On September 20, 1973, Billie Jean King defeated Bobby Riggs in a nationally televised match viewed by 90 million people around the world. King’s defeat of Riggs, who had provocatively opined about the inherent inferiority of women’s tennis, was a milestone for the women’s liberation movement.
In 1973, the retired 55-year-old former tennis star Bobby Riggs summoned up his inner male chauvinist by claiming that he could beat the best female tennis player, Billie Jean King. In his day, Riggs was a world champion player, with multiple Wimbledon, U.S. Open, and French Open wins under his belt, but he was also a known hustler and gambler. He claimed that he even made money betting on his own matches. A known feminist (Riggs called her the “women’s libber leader”), Billie Jean King initially declined the challenge and Riggs played Margaret Court instead. When Court lost to Riggs, King felt like it was her responsibility to the gender equality movement to defeat Riggs. At the time, Title IX had just been enacted and women still needed a man’s signature to secure a credit card. King explained years later in an interview, “I thought it would set us back 50 years if I didn’t win that match. It would ruin the women’s tour and affect all women’s self-esteem.”
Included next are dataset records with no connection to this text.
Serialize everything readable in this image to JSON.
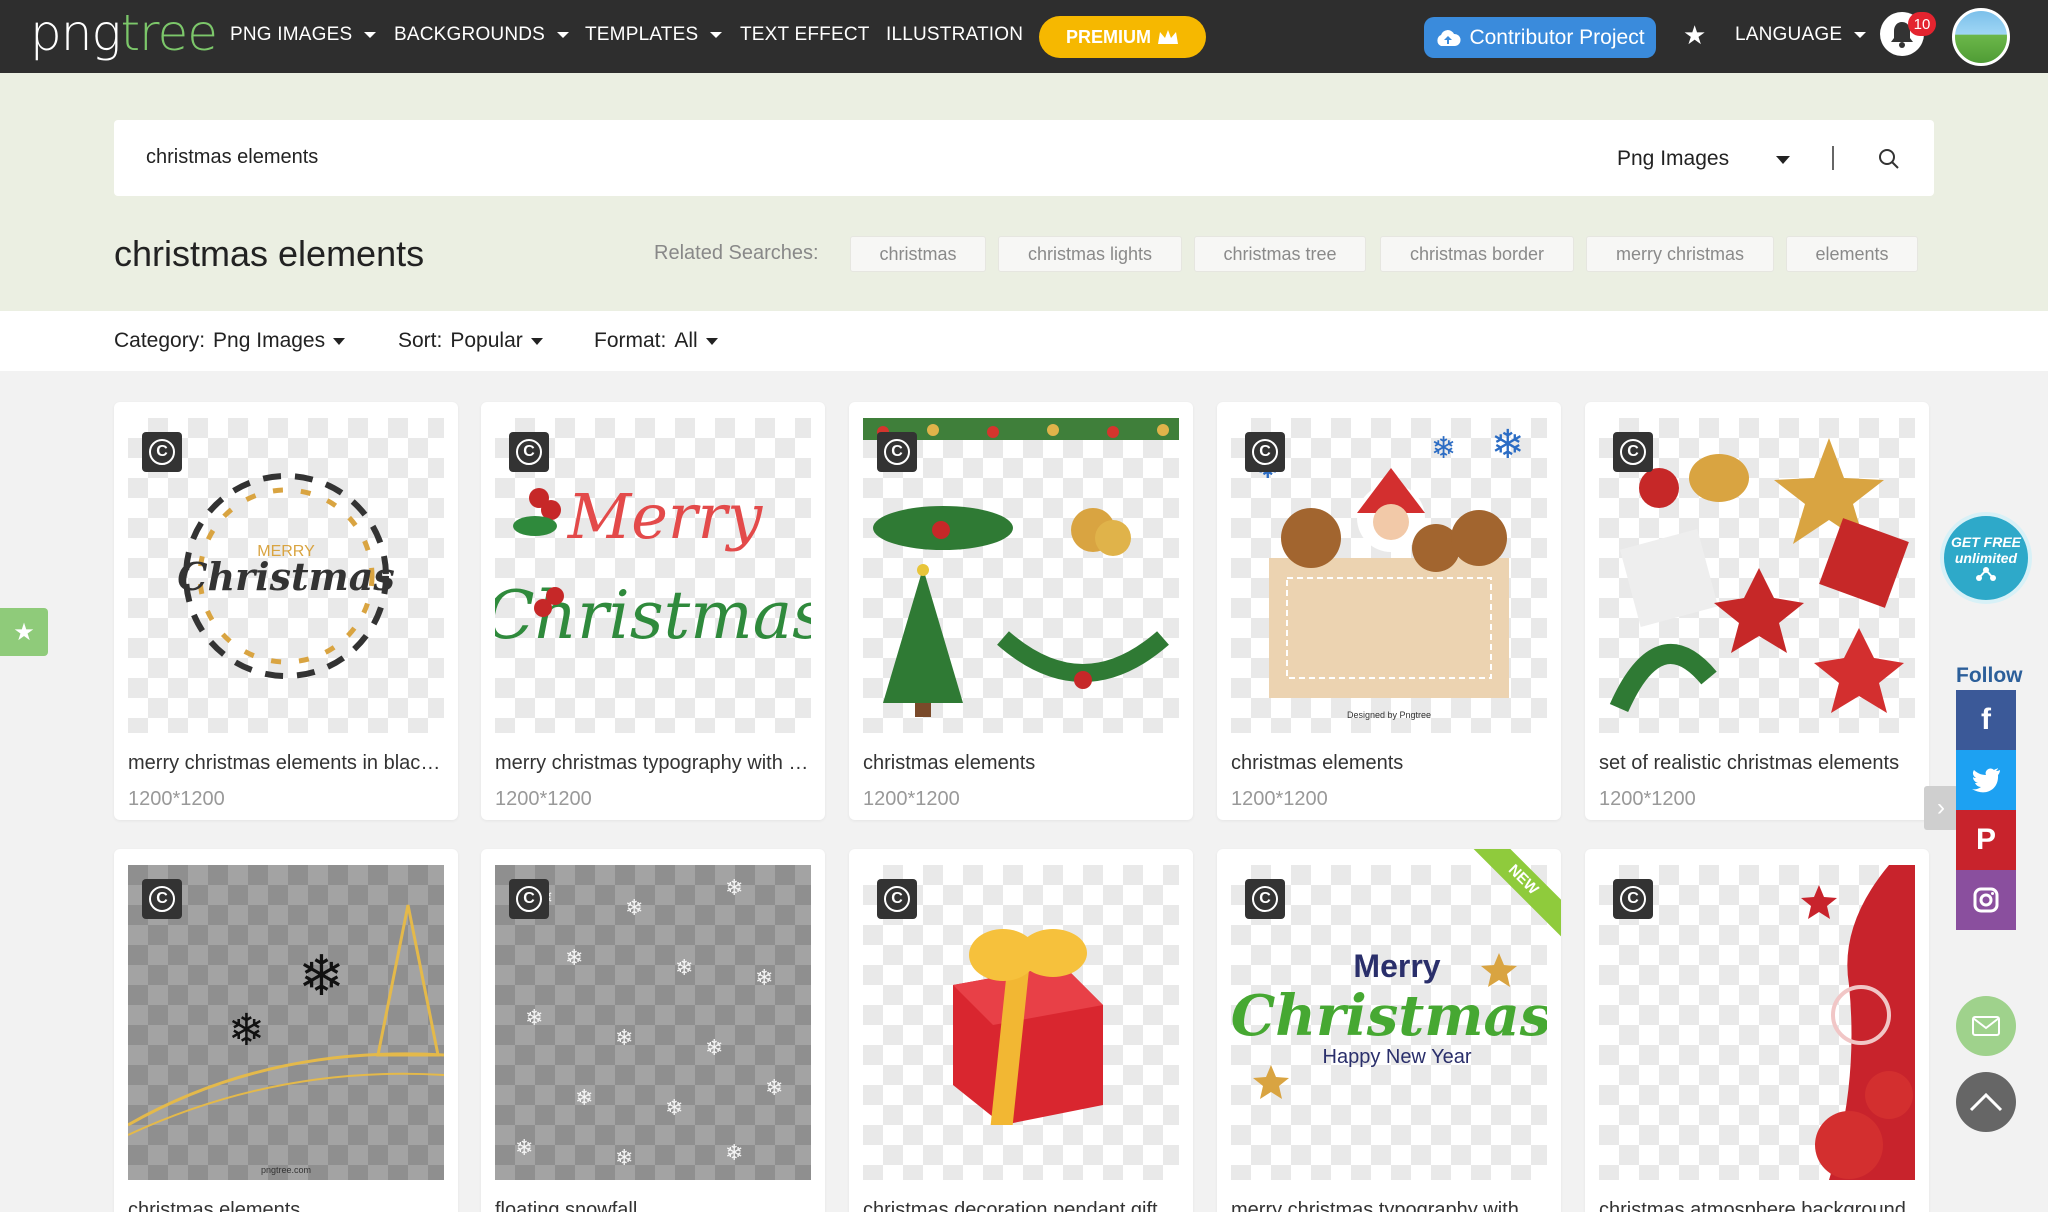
{
  "logo": {
    "part1": "png",
    "part2": "tree"
  },
  "nav": {
    "png_images": "PNG IMAGES",
    "backgrounds": "BACKGROUNDS",
    "templates": "TEMPLATES",
    "text_effect": "TEXT EFFECT",
    "illustration": "ILLUSTRATION",
    "premium": "PREMIUM",
    "contributor": "Contributor Project",
    "language": "LANGUAGE",
    "notifications": "10"
  },
  "search": {
    "value": "christmas elements",
    "category": "Png Images"
  },
  "page_title": "christmas elements",
  "related": {
    "label": "Related Searches:",
    "tags": [
      "christmas",
      "christmas lights",
      "christmas tree",
      "christmas border",
      "merry christmas",
      "elements"
    ]
  },
  "filters": {
    "category_label": "Category:",
    "category_value": "Png Images",
    "sort_label": "Sort:",
    "sort_value": "Popular",
    "format_label": "Format:",
    "format_value": "All"
  },
  "cards": [
    {
      "title": "merry christmas elements in black and gold",
      "size": "1200*1200"
    },
    {
      "title": "merry christmas typography with holly",
      "size": "1200*1200"
    },
    {
      "title": "christmas elements",
      "size": "1200*1200"
    },
    {
      "title": "christmas elements",
      "size": "1200*1200"
    },
    {
      "title": "set of realistic christmas elements",
      "size": "1200*1200"
    },
    {
      "title": "christmas elements"
    },
    {
      "title": "floating snowfall"
    },
    {
      "title": "christmas decoration pendant gift box"
    },
    {
      "title": "merry christmas typography with stars"
    },
    {
      "title": "christmas atmosphere background"
    }
  ],
  "badges": {
    "new": "NEW"
  },
  "thumb_text": {
    "merry": "MERRY",
    "christmas": "Christmas",
    "merry_script": "Merry",
    "christmas_script": "Christmas",
    "designed_by": "Designed by Pngtree",
    "merry_bold": "Merry",
    "christmas_green": "Christmas",
    "happy_new_year": "Happy New Year",
    "pngtree_com": "pngtree.com"
  },
  "sidebar": {
    "get_free_1": "GET FREE",
    "get_free_2": "unlimited",
    "follow": "Follow"
  },
  "colors": {
    "topnav": "#2e2e2e",
    "premium": "#f6b800",
    "contributor": "#3a8bdc",
    "banner": "#ebefe2",
    "facebook": "#3b5998",
    "twitter": "#1da1f2",
    "pinterest": "#c8232c",
    "instagram": "#8a4f9e"
  }
}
With a winner-take-all prize of $100,00, the match was held in the Houston Astrodome, with an audience of 30,000 including Glen Campbell and Salvador Dali. The atmosphere was carnival-like: King arrived a la Cleopatra held up by buff, toga-wearing members of Rice University’s track team, Riggs was dragged into the stadium on a rickshaw surrounded by scantily-clad women, and he handed King a pig before the match as a nod to his chauvinist pig reputation. Determined to prove both her own personal strength and all of womankind’s fortitude, King flew her racket into the air in celebration when she beat Bobby “No-Broad-Can-Beat-Me” Riggs.
When a man claimed in 2013 that he had evidence that Riggs threw the match to settle a mafia debt, King dismissed it as yet more evidence of male fragility, “A lot of people, men particularly, don’t like it if a woman wins. They don’t like it. They make up stories. They start just thinking about it more and more. It’s hard on them. It’s very hard on their egos.”
Emma Stone and Steve Carell are taking the eponymous match to the silver screen in their new movie, appropriately titled “Battle of the Sexes,” out September 22, 2017.